CRÍTICAS DOS DOIS LADOS
O livro tem provocado polêmicas de ambos os lados. Desagradou a militantes dos direitos humanos que pregam que se prossiga nas investigações até descobrir (e julgar) os militares responsáveis pelas torturas e execuções. “Optamos pela conciliação com a Lei da Anistia e pela trilha de concentrar os próximos passos na localização dos corpos”, avisa o ministro Vannuchi. “Não é justo que recaia sobre as Forças Armadas de hoje o peso das sevícias e torturas cometidas por facções militares do passado.” O livro também desagradou aos militares. Nenhum dos três comandantes recebeu convite para o lançamento. Ao saber do evento, consultaram-se e decidiram que, se convidados, não iriam – nem mandariam representantes.
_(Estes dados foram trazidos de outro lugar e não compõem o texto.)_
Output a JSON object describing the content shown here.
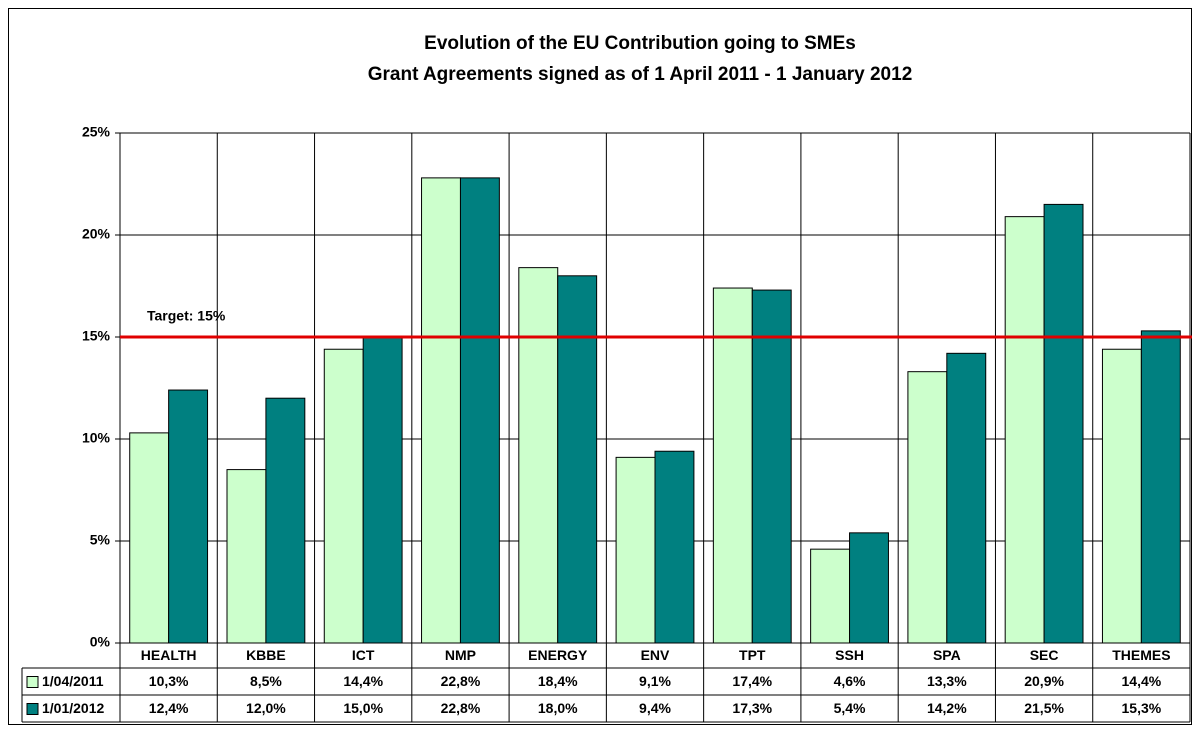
{
  "chart_data": {
    "type": "bar",
    "title": "Evolution of the EU Contribution going to SMEs",
    "subtitle": "Grant Agreements signed as of 1 April 2011 - 1 January 2012",
    "categories": [
      "HEALTH",
      "KBBE",
      "ICT",
      "NMP",
      "ENERGY",
      "ENV",
      "TPT",
      "SSH",
      "SPA",
      "SEC",
      "THEMES"
    ],
    "series": [
      {
        "name": "1/04/2011",
        "color": "#ccffcc",
        "values": [
          10.3,
          8.5,
          14.4,
          22.8,
          18.4,
          9.1,
          17.4,
          4.6,
          13.3,
          20.9,
          14.4
        ],
        "value_labels": [
          "10,3%",
          "8,5%",
          "14,4%",
          "22,8%",
          "18,4%",
          "9,1%",
          "17,4%",
          "4,6%",
          "13,3%",
          "20,9%",
          "14,4%"
        ]
      },
      {
        "name": "1/01/2012",
        "color": "#008080",
        "values": [
          12.4,
          12.0,
          15.0,
          22.8,
          18.0,
          9.4,
          17.3,
          5.4,
          14.2,
          21.5,
          15.3
        ],
        "value_labels": [
          "12,4%",
          "12,0%",
          "15,0%",
          "22,8%",
          "18,0%",
          "9,4%",
          "17,3%",
          "5,4%",
          "14,2%",
          "21,5%",
          "15,3%"
        ]
      }
    ],
    "ylim": [
      0,
      25
    ],
    "yticks": [
      {
        "value": 0,
        "label": "0%"
      },
      {
        "value": 5,
        "label": "5%"
      },
      {
        "value": 10,
        "label": "10%"
      },
      {
        "value": 15,
        "label": "15%"
      },
      {
        "value": 20,
        "label": "20%"
      },
      {
        "value": 25,
        "label": "25%"
      }
    ],
    "grid": true,
    "target": {
      "value": 15,
      "label": "Target: 15%",
      "color": "#e00000"
    }
  }
}
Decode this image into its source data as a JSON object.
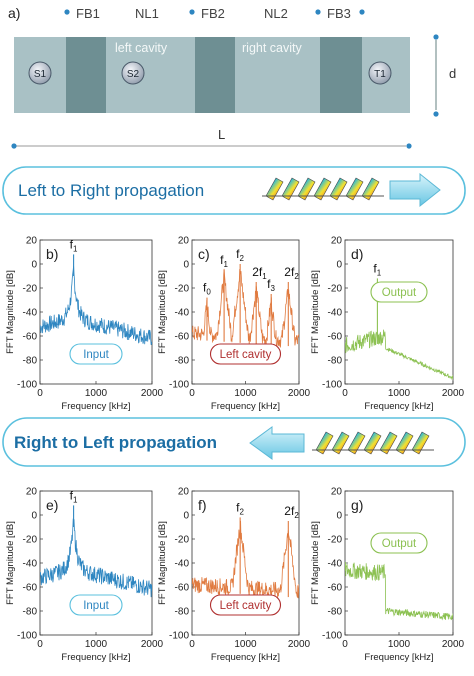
{
  "panel_a": {
    "label": "a)",
    "top_labels": [
      "FB1",
      "NL1",
      "FB2",
      "NL2",
      "FB3"
    ],
    "cavity_labels": [
      "left cavity",
      "right cavity"
    ],
    "sensors": [
      "S1",
      "S2",
      "T1"
    ],
    "dim_d": "d",
    "dim_L": "L"
  },
  "banner_top": {
    "text": "Left to Right propagation"
  },
  "banner_bottom": {
    "text": "Right to Left propagation"
  },
  "colors": {
    "input": "#2e86c1",
    "left_cavity": "#e07a3f",
    "output": "#8cc152",
    "pill": "#5bc0de",
    "cavity_text": "#b03030",
    "beam": "#9fb8bd",
    "block": "#6e8f93"
  },
  "axes": {
    "xlabel": "Frequency [kHz]",
    "ylabel": "FFT Magnitude [dB]",
    "xticks": [
      "0",
      "1000",
      "2000"
    ],
    "yticks": [
      "-100",
      "-80",
      "-60",
      "-40",
      "-20",
      "0",
      "20"
    ]
  },
  "chart_data": [
    {
      "type": "line",
      "panel": "b)",
      "legend": "Input",
      "peaks": [
        {
          "label": "f",
          "sub": "1",
          "x": 600,
          "y": 8
        }
      ],
      "xlim": [
        0,
        2000
      ],
      "ylim": [
        -100,
        20
      ]
    },
    {
      "type": "line",
      "panel": "c)",
      "legend": "Left cavity",
      "peaks": [
        {
          "label": "f",
          "sub": "0",
          "x": 280,
          "y": -28
        },
        {
          "label": "f",
          "sub": "1",
          "x": 600,
          "y": -5
        },
        {
          "label": "f",
          "sub": "2",
          "x": 900,
          "y": 0
        },
        {
          "label": "2f",
          "sub": "1",
          "x": 1200,
          "y": -15
        },
        {
          "label": "f",
          "sub": "3",
          "x": 1480,
          "y": -25
        },
        {
          "label": "2f",
          "sub": "2",
          "x": 1800,
          "y": -15
        }
      ],
      "xlim": [
        0,
        2000
      ],
      "ylim": [
        -100,
        20
      ]
    },
    {
      "type": "line",
      "panel": "d)",
      "legend": "Output",
      "peaks": [
        {
          "label": "f",
          "sub": "1",
          "x": 600,
          "y": -12
        }
      ],
      "xlim": [
        0,
        2000
      ],
      "ylim": [
        -100,
        20
      ]
    },
    {
      "type": "line",
      "panel": "e)",
      "legend": "Input",
      "peaks": [
        {
          "label": "f",
          "sub": "1",
          "x": 600,
          "y": 8
        }
      ],
      "xlim": [
        0,
        2000
      ],
      "ylim": [
        -100,
        20
      ]
    },
    {
      "type": "line",
      "panel": "f)",
      "legend": "Left cavity",
      "peaks": [
        {
          "label": "f",
          "sub": "2",
          "x": 900,
          "y": -2
        },
        {
          "label": "2f",
          "sub": "2",
          "x": 1800,
          "y": -5
        }
      ],
      "xlim": [
        0,
        2000
      ],
      "ylim": [
        -100,
        20
      ]
    },
    {
      "type": "line",
      "panel": "g)",
      "legend": "Output",
      "peaks": [],
      "xlim": [
        0,
        2000
      ],
      "ylim": [
        -100,
        20
      ]
    }
  ]
}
O ministro da Defesa, Nelson Jobim, estava lá. A principal queixa dos militares é de que o livro seria faccioso e unilateral. Relata as 356 vítimas dos militares, mas se omite sobre as 99 pessoas mortas pela guerrilha. A comissão também não indenizou nenhuma dessas vítimas. Vannuchi explica que a lei que criou a comissão só previa o reconhecimento das vítimas da repressão do Estado, e que seria preciso criar outra lei para reconhecer e indenizar as vítimas da guerrilha. Pode ser. Mas o fato é que a lei foi mudada duas vezes, inclusive estendida para os que tombaram nos tempos de Goulart.